As equipes de ESF (Estratégia de Saúde da Família) podem ser uma alternativa para atrair os pacientes de volta à atenção básica, desde que estejam completas. Segundo a Secretaria da Saúde, São Paulo possui 1.586 equipes de ESF espalhadas em todas as regiões.
A pasta está contratando 133 médicos para compor as equipes incompletas.
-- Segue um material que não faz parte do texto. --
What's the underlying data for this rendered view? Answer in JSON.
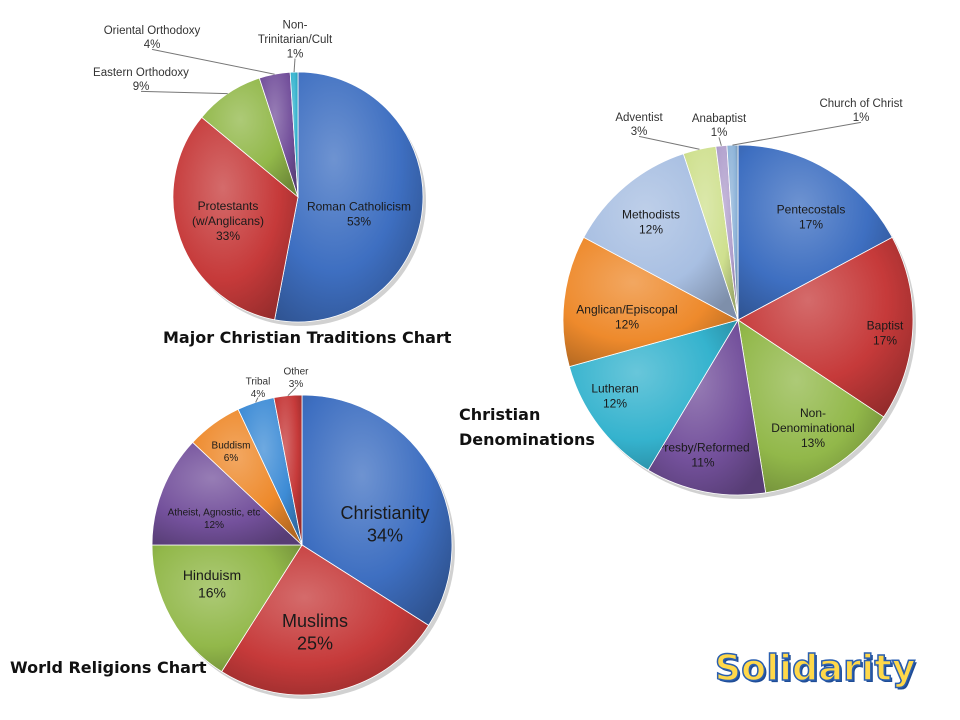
{
  "brand": "Solidarity",
  "colors": {
    "blue": "#3E6FC1",
    "red": "#C63A3A",
    "green": "#92B84A",
    "purple": "#74519C",
    "cyan": "#35B3CE",
    "orange": "#EE8A2C",
    "lightblue": "#A8BFE2",
    "lightgreen": "#CFE08F",
    "steel": "#8DB3D8",
    "olive": "#8E8E56"
  },
  "chart_data": [
    {
      "type": "pie",
      "title": "Major Christian Traditions Chart",
      "slices": [
        {
          "name": "Roman Catholicism",
          "value": 53,
          "pct": "53%",
          "color": "#3E6FC1"
        },
        {
          "name": "Protestants (w/Anglicans)",
          "value": 33,
          "pct": "33%",
          "color": "#C63A3A"
        },
        {
          "name": "Eastern Orthodoxy",
          "value": 9,
          "pct": "9%",
          "color": "#92B84A"
        },
        {
          "name": "Oriental Orthodoxy",
          "value": 4,
          "pct": "4%",
          "color": "#74519C"
        },
        {
          "name": "Non-Trinitarian/Cult",
          "value": 1,
          "pct": "1%",
          "color": "#35B3CE"
        }
      ]
    },
    {
      "type": "pie",
      "title": "Christian Denominations",
      "slices": [
        {
          "name": "Pentecostals",
          "value": 17,
          "pct": "17%",
          "color": "#3E6FC1"
        },
        {
          "name": "Baptist",
          "value": 17,
          "pct": "17%",
          "color": "#C63A3A"
        },
        {
          "name": "Non-Denominational",
          "value": 13,
          "pct": "13%",
          "color": "#92B84A"
        },
        {
          "name": "Presby/Reformed",
          "value": 11,
          "pct": "11%",
          "color": "#74519C"
        },
        {
          "name": "Lutheran",
          "value": 12,
          "pct": "12%",
          "color": "#35B3CE"
        },
        {
          "name": "Anglican/Episcopal",
          "value": 12,
          "pct": "12%",
          "color": "#EE8A2C"
        },
        {
          "name": "Methodists",
          "value": 12,
          "pct": "12%",
          "color": "#A8BFE2"
        },
        {
          "name": "Adventist",
          "value": 3,
          "pct": "3%",
          "color": "#CFE08F"
        },
        {
          "name": "Anabaptist",
          "value": 1,
          "pct": "1%",
          "color": "#B09FCC"
        },
        {
          "name": "Church of Christ",
          "value": 1,
          "pct": "1%",
          "color": "#8DB3D8"
        }
      ]
    },
    {
      "type": "pie",
      "title": "World Religions Chart",
      "slices": [
        {
          "name": "Christianity",
          "value": 34,
          "pct": "34%",
          "color": "#3E6FC1"
        },
        {
          "name": "Muslims",
          "value": 25,
          "pct": "25%",
          "color": "#C63A3A"
        },
        {
          "name": "Hinduism",
          "value": 16,
          "pct": "16%",
          "color": "#92B84A"
        },
        {
          "name": "Atheist, Agnostic, etc",
          "value": 12,
          "pct": "12%",
          "color": "#74519C"
        },
        {
          "name": "Buddism",
          "value": 6,
          "pct": "6%",
          "color": "#EE8A2C"
        },
        {
          "name": "Tribal",
          "value": 4,
          "pct": "4%",
          "color": "#3E8CD6"
        },
        {
          "name": "Other",
          "value": 3,
          "pct": "3%",
          "color": "#C63A3A"
        }
      ]
    }
  ]
}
Cada equipe de ESF é composta por um médico, um enfermeiro, dois auxiliares de enfermagem, de quatro a seis agentes comunitários de saúde.
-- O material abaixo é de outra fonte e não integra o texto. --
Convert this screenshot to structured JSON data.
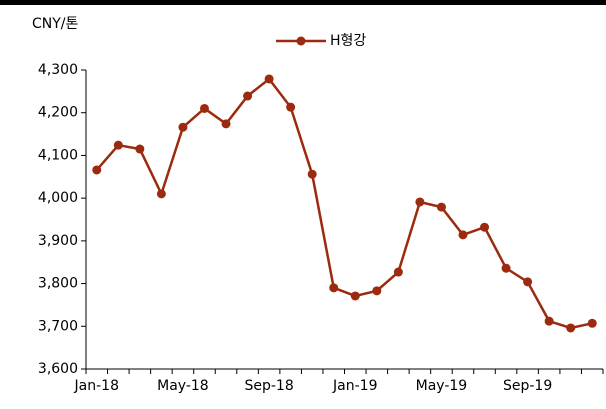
{
  "chart_data": {
    "type": "line",
    "y_label": "CNY/톤",
    "categories": [
      "Jan-18",
      null,
      null,
      null,
      "May-18",
      null,
      null,
      null,
      "Sep-18",
      null,
      null,
      null,
      "Jan-19",
      null,
      null,
      null,
      "May-19",
      null,
      null,
      null,
      "Sep-19",
      null,
      null,
      null
    ],
    "series": [
      {
        "name": "H형강",
        "color": "#9c2a0e",
        "values": [
          4066,
          4124,
          4115,
          4010,
          4166,
          4210,
          4174,
          4239,
          4279,
          4213,
          4056,
          3790,
          3771,
          3783,
          3827,
          3991,
          3979,
          3914,
          3932,
          3836,
          3804,
          3712,
          3696,
          3707
        ]
      }
    ],
    "ylim": [
      3600,
      4300
    ],
    "yticks": [
      {
        "value": 3600,
        "label": "3,600"
      },
      {
        "value": 3700,
        "label": "3,700"
      },
      {
        "value": 3800,
        "label": "3,800"
      },
      {
        "value": 3900,
        "label": "3,900"
      },
      {
        "value": 4000,
        "label": "4,000"
      },
      {
        "value": 4100,
        "label": "4,100"
      },
      {
        "value": 4200,
        "label": "4,200"
      },
      {
        "value": 4300,
        "label": "4,300"
      }
    ]
  }
}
ORGANIZAÇÕES SOCIAIS DE SAÚDE
O que são as OSS (Organizações Sociais de Saúde) e como a gestão desses serviços pode impactar nas filas?
Além de manter unidades e servidores próprios, a prefeitura mantém contratos com OSS (Organizações Sociais de Saúde), instituições filantrópicas que recebem recursos do município para atuarem como parceiras no gerenciamento de serviços de saúde.
A gestão dos serviços que realizam exames, procedimentos e cirurgias é feita pelas OSS. Cabe à Secretaria da Saúde, que assina esses convênios e contratos, estabelecer parâmetros e critérios mais rígidos de elaboração destes instrumentos, além de estipular prazos máximos para a realização de consultas, exames e cirurgias eletivas.
SAMU Quais as principais deficiências do Samu?
O Samu é um serviço de atendimento pré-hospitalar de urgência e emergência, acionado pelo telefone 192. Algumas bases que permitiam atendimento das ocorrências dentro do tempo preconizado pelas entidades internacionais — até 12 minutos— foram desmontadas na gestão Covas.
Em São Paulo, esse serviço chegou a ter 122 ambulâncias em operação, sendo 15 SAVs (Suporte Avançado de Vida), com médico, enfermeiro e condutor. Servidores do Samu-SP disseram à reportagem que há plantões em que esse número não chega nem na metade. Em agosto, esse serviço possuía 78 bases. Em dezembro de 2019, eram 73.